My search (at least for now) for the perfect sewing / quilting machine is over.
After using this machine on an almost daily basis (minus the two weeks for home renovations) I feel I can give a thorough review of everything – good and not so good – this machine has to offer.
For those of you reading this – and especially those that are in the market for new QUILTING machine and are unable to decide which one to purchase, I’ll cut right through the chase and shout from the rooftops: THIS IS IT!!!
The NUMBER 1 reason this is the best machine for quilting is the 11″ throat space.
I’ve stitched a variety of quilts from a wall hanging to Queen size and each time I’m amazed at how easy it is to slide, turn fold – whatever I need to do and easily access the area I want to stitch or quilt.
The SECOND reason: The lighting.
I so love the number and placement of each light however, the top selling point for me was the pull out light depicted below.
And yes, it also tilts to direct light more toward the fabric than the front of the machine. That’s how I should have taken the first image. You would have been able to see a greater contrast between the two.
Comparing this machine to my old Janome that had only adequate general lighting, I felt this additional task light would be essential however, I quickly realized that as great as this pull out light is, the lighting provided over the bed is perfect.

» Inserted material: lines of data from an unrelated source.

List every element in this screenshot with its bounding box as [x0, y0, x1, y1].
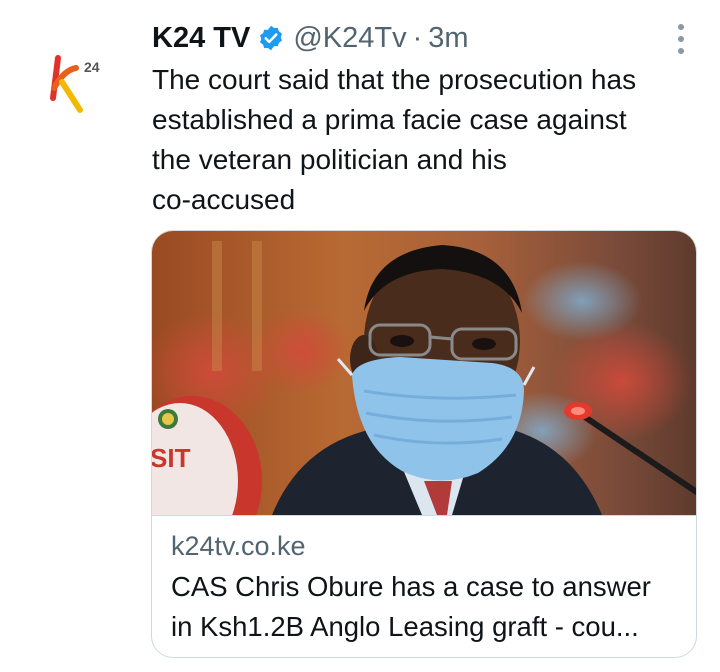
more-dot — [678, 36, 684, 42]
separator-dot: · — [412, 21, 423, 54]
verified-badge-icon — [260, 25, 283, 51]
card-domain[interactable]: k24tv.co.ke — [171, 531, 306, 562]
k24-logo-icon: 24 — [50, 55, 100, 113]
link-preview-card[interactable]: SIT k24tv.co.ke CAS Chris Obure has a ca… — [151, 230, 697, 658]
more-options-icon[interactable] — [666, 22, 696, 56]
timestamp[interactable]: 3m — [428, 22, 468, 55]
svg-text:24: 24 — [84, 59, 100, 75]
avatar[interactable]: 24 — [40, 44, 112, 116]
tweet-text-line: co-accused — [152, 184, 296, 215]
card-title-line: CAS Chris Obure has a case to answer — [171, 571, 651, 602]
card-divider — [152, 515, 696, 516]
card-title[interactable]: CAS Chris Obure has a case to answer in … — [171, 567, 686, 647]
tweet-text-line: the veteran politician and his — [152, 144, 507, 175]
tweet-text-line: established a prima facie case against — [152, 104, 627, 135]
sign-text: SIT — [152, 443, 191, 473]
tweet-header: K24 TV @K24Tv · 3m — [152, 18, 469, 58]
card-title-line: in Ksh1.2B Anglo Leasing graft - cou... — [171, 611, 639, 642]
card-image[interactable]: SIT — [152, 231, 697, 515]
author-name[interactable]: K24 TV — [152, 22, 250, 55]
author-handle[interactable]: @K24Tv — [293, 22, 406, 55]
tweet[interactable]: 24 K24 TV @K24Tv · 3m The court said tha… — [0, 0, 720, 672]
tweet-text: The court said that the prosecution has … — [152, 60, 700, 220]
more-dot — [678, 48, 684, 54]
more-dot — [678, 24, 684, 30]
tweet-text-line: The court said that the prosecution has — [152, 64, 637, 95]
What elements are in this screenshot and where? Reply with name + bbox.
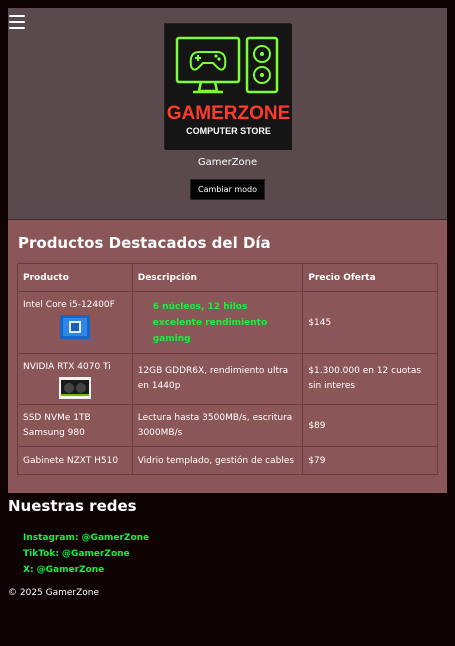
instagram-link[interactable]: Instagram: @GamerZone: [23, 530, 149, 546]
product-name: NVIDIA RTX 4070 Ti: [23, 362, 111, 372]
column-header-price: Precio Oferta: [302, 263, 438, 292]
product-cell: Gabinete NZXT H510: [17, 446, 133, 475]
tiktok-link[interactable]: TikTok: @GamerZone: [23, 546, 149, 562]
description-cell: 6 núcleos, 12 hilos excelente rendimient…: [131, 291, 304, 354]
description-cell: Lectura hasta 3500MB/s, escritura 3000MB…: [131, 404, 304, 447]
logo-title: GAMERZONE: [167, 103, 291, 124]
featured-products-section: Productos Destacados del Día Producto De…: [8, 219, 447, 493]
hamburger-menu-icon[interactable]: [9, 15, 25, 31]
price-cell: $1.300.000 en 12 cuotas sin interes: [302, 353, 438, 405]
table-header-row: Producto Descripción Precio Oferta: [17, 263, 438, 292]
x-link[interactable]: X: @GamerZone: [23, 562, 149, 578]
column-header-product: Producto: [17, 263, 133, 292]
price-cell: $145: [302, 291, 438, 354]
rtx-gpu-box-image: [58, 377, 91, 399]
products-table: Producto Descripción Precio Oferta Intel…: [17, 263, 438, 475]
networks-title: Nuestras redes: [8, 497, 137, 515]
description-line: 6 núcleos, 12 hilos: [152, 301, 248, 312]
social-networks-section: Nuestras redes Instagram: @GamerZone Tik…: [8, 497, 149, 575]
section-title: Productos Destacados del Día: [18, 234, 271, 252]
price-cell: $89: [302, 404, 438, 447]
product-cell: SSD NVMe 1TB Samsung 980: [17, 404, 133, 447]
product-cell: NVIDIA RTX 4070 Ti: [17, 353, 133, 405]
product-name: Intel Core i5-12400F: [23, 300, 115, 310]
social-links-list: Instagram: @GamerZone TikTok: @GamerZone…: [23, 530, 149, 578]
description-line: excelente rendimiento gaming: [152, 317, 268, 344]
footer-copyright: © 2025 GamerZone: [8, 588, 100, 598]
logo-subtitle: COMPUTER STORE: [186, 126, 271, 136]
table-row: Gabinete NZXT H510 Vidrio templado, gest…: [17, 446, 438, 475]
table-row: SSD NVMe 1TB Samsung 980 Lectura hasta 3…: [17, 404, 438, 447]
table-row: NVIDIA RTX 4070 Ti 12GB GDDR6X, rendimie…: [17, 353, 438, 405]
toggle-mode-button[interactable]: Cambiar modo: [190, 179, 265, 200]
intel-cpu-box-image: [59, 315, 90, 339]
site-header: GAMERZONE COMPUTER STORE GamerZone Cambi…: [8, 8, 447, 220]
description-cell: Vidrio templado, gestión de cables: [131, 446, 304, 475]
table-row: Intel Core i5-12400F 6 núcleos, 12 hilos…: [17, 291, 438, 354]
brand-name: GamerZone: [197, 157, 258, 168]
price-cell: $79: [302, 446, 438, 475]
column-header-description: Descripción: [131, 263, 304, 292]
gamerzone-logo: GAMERZONE COMPUTER STORE: [164, 23, 292, 150]
description-cell: 12GB GDDR6X, rendimiento ultra en 1440p: [131, 353, 304, 405]
product-cell: Intel Core i5-12400F: [17, 291, 133, 354]
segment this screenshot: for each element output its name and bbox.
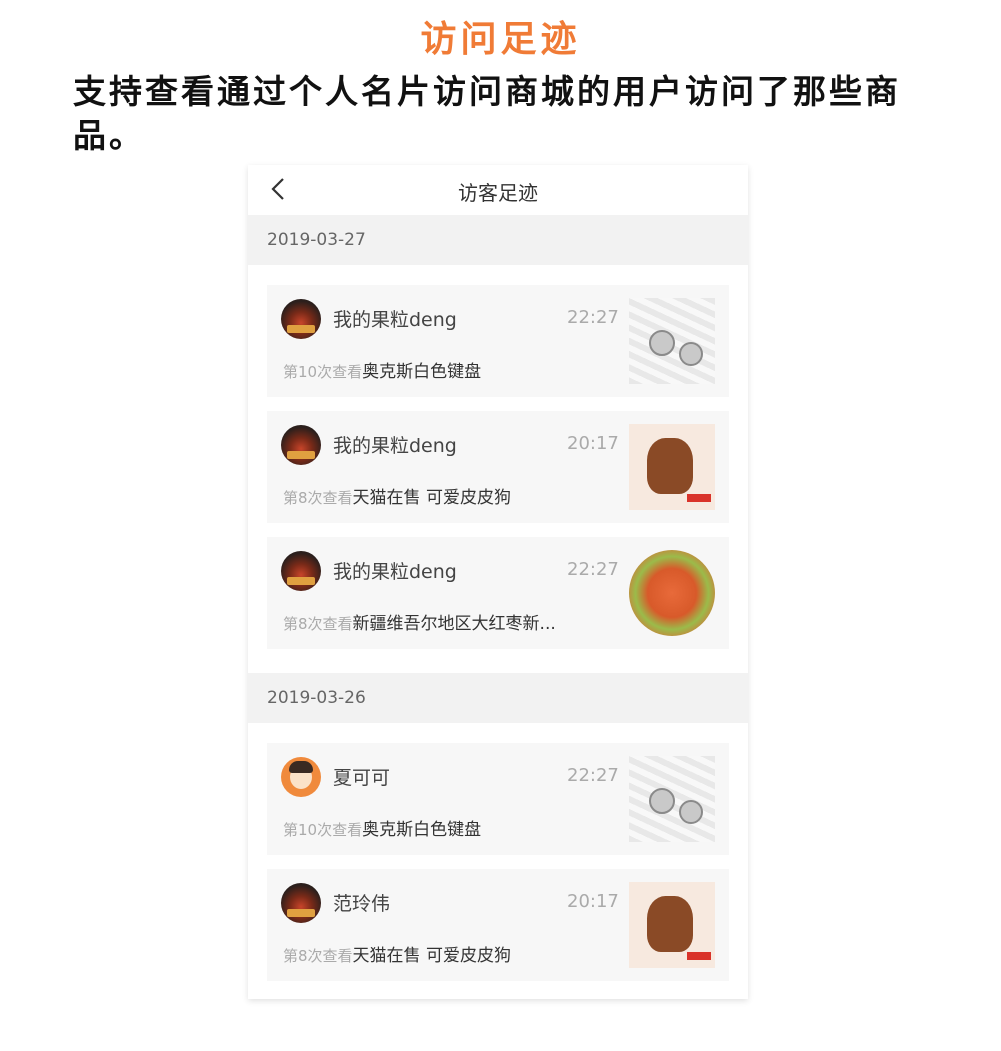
nav-title: 访客足迹 — [458, 181, 538, 205]
visit-card[interactable]: 我的果粒deng 20:17 第8次查看天猫在售 可爱皮皮狗 — [267, 411, 729, 523]
user-name: 范玲伟 — [333, 893, 391, 915]
visit-group: 我的果粒deng 22:27 第10次查看奥克斯白色键盘 我的果粒deng 20… — [248, 265, 748, 673]
visit-description: 第8次查看天猫在售 可爱皮皮狗 — [283, 483, 511, 508]
visit-time: 22:27 — [567, 559, 619, 580]
visit-description: 第8次查看天猫在售 可爱皮皮狗 — [283, 941, 511, 966]
avatar — [281, 299, 321, 339]
visit-count: 第8次查看 — [283, 489, 353, 507]
visit-count: 第10次查看 — [283, 363, 363, 381]
product-thumbnail[interactable] — [629, 298, 715, 384]
visit-group: 夏可可 22:27 第10次查看奥克斯白色键盘 范玲伟 20:17 第8次查看天… — [248, 723, 748, 999]
visit-count: 第8次查看 — [283, 947, 353, 965]
visit-time: 20:17 — [567, 433, 619, 454]
product-thumbnail[interactable] — [629, 550, 715, 636]
product-thumbnail[interactable] — [629, 424, 715, 510]
visit-time: 20:17 — [567, 891, 619, 912]
visit-time: 22:27 — [567, 307, 619, 328]
page-description: 支持查看通过个人名片访问商城的用户访问了那些商品。 — [73, 72, 901, 155]
visit-card[interactable]: 范玲伟 20:17 第8次查看天猫在售 可爱皮皮狗 — [267, 869, 729, 981]
user-name: 我的果粒deng — [333, 309, 457, 331]
user-name: 我的果粒deng — [333, 435, 457, 457]
visit-card[interactable]: 夏可可 22:27 第10次查看奥克斯白色键盘 — [267, 743, 729, 855]
date-header: 2019-03-26 — [248, 673, 748, 723]
product-thumbnail[interactable] — [629, 882, 715, 968]
visit-card[interactable]: 我的果粒deng 22:27 第10次查看奥克斯白色键盘 — [267, 285, 729, 397]
visit-description: 第10次查看奥克斯白色键盘 — [283, 357, 481, 382]
nav-bar: 访客足迹 — [248, 165, 748, 215]
date-header: 2019-03-27 — [248, 215, 748, 265]
product-thumbnail[interactable] — [629, 756, 715, 842]
user-name: 夏可可 — [333, 767, 391, 789]
visit-description: 第8次查看新疆维吾尔地区大红枣新... — [283, 609, 556, 634]
avatar — [281, 757, 321, 797]
visit-count: 第8次查看 — [283, 615, 353, 633]
phone-screen: 访客足迹 2019-03-27 我的果粒deng 22:27 第10次查看奥克斯… — [248, 165, 748, 999]
product-name: 天猫在售 可爱皮皮狗 — [352, 488, 511, 508]
user-name: 我的果粒deng — [333, 561, 457, 583]
avatar — [281, 883, 321, 923]
visit-count: 第10次查看 — [283, 821, 363, 839]
visit-card[interactable]: 我的果粒deng 22:27 第8次查看新疆维吾尔地区大红枣新... — [267, 537, 729, 649]
avatar — [281, 551, 321, 591]
avatar — [281, 425, 321, 465]
product-name: 奥克斯白色键盘 — [362, 362, 482, 382]
product-name: 奥克斯白色键盘 — [362, 820, 482, 840]
product-name: 新疆维吾尔地区大红枣新... — [352, 614, 556, 634]
visit-description: 第10次查看奥克斯白色键盘 — [283, 815, 481, 840]
visit-time: 22:27 — [567, 765, 619, 786]
page-title: 访问足迹 — [420, 19, 581, 60]
product-name: 天猫在售 可爱皮皮狗 — [352, 946, 511, 966]
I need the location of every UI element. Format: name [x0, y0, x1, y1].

While I find I am using this pull out task light less, there are times when this extra light comes in handy and without it, I’d probably waste a lot of time re-stitching. I do enough of that already!
The THIRD & FOURTH reasons to choose this machine (couldn’t decide which should be #3 or #4) : The Push Button Thread Cutter and the Start/Stop Button that can run independently from the foot pedal.
A push button thread cutter is a feature I feel should be standard on ALL sewing machines. Aside from the sheer convenience of cutting threads at the end of a stitch line with the push of a button, the amount of thread this saves is unbelievable.
The start/stop button makes stitching long areas i.e., the perimeter of a finished quilt before binding and again when sewing a long strip of binding around the perimeter of the quilt. Sewing jelly roll strips is also a breeze. Once the foot control is unplugged, position your fabric under the needle, push the start button and off you go.
For the FIFTH (could also be #1) reason this is an ideal quilting machine: The numerous features that allow you to stitch that elusive, perfect 1/4″ seam consistently, 100% of the time.
The “100% of the time” is still a goal for me however, between the accurate 1/4″ presser foot and computerized needle placement and Accu-Flex feed system, my 1/4″ seams are more a reality than a dream!
The touch screen allows you choose the best needle placement, stitch length and even shows with presser foot to use. Any mistake you make is on the user’s end – not the machine!
So far, I’ve spoken only about the good features of this machine – and only three out of about a million good/great features. I could go on and on
It can’t be all sunshine and roses…and while the PROS far outweigh the CONS, in all fairness I feel I should share a couple of issues that are really more of an inconvenience than a true problem.
Pull out Light: The light itself is not a problem (it is, after all, one of the reasons I chose this machine over others!) but the machine’s design that allows this light to be so seamlessly integrated causes the area that houses the needle, light, etc. to be rather large and cumbersome. This is an area where many of you may find you will do what I did – make the compromise between form and function. In a perfect world, this area would be as low profile as possible – an easier task when the machine has very few, if any, bells and whistles.
See the comparison between the Janome 9450 QCP and the Juki 2010Q:
The needle housing on the Janome is at least twice as wide and as deep as the Juki model. This design also explains why Janome felt the need to design an automatic needle threader which leads me to the next CON: – the Automatic Needle Threader. I’m not a fan…not in the slightest but the bulkiness of the housing almost requires this feature. I have however, found a work-around – just open the housing, swing the door all the way back and the needle is much easier to access:
Push Button Thread Cutter:
The only downside to this cutting feature I’ve run across is the length of tail remaining after it’s cut. Granted, it is much, much less than when I use scissors or another cutting device but still, longer than I was expecting. When you are doing the actual quilting and using a technique that requires a stop and start (i.e., free motion quilting, borders, etc,) these longer tails will show up on the back of the quilt and you have to go back with a pair of scissors and trim off these excess threads.
This wasn’t an issue for me when piecing individual blocks or when quilting in a continuous line from edge to edge.
It’s a small issue but one I’ve never heard anyone else speak about.
This concludes my honest review of the Janome 9450 QCP. Although an affiliate link may found elsewhere on my site, this article does not contain any affiliate links nor am I in any way compensated either by Janome or the Missouri Sewing Machine Company of Kansas City in exchange for this review.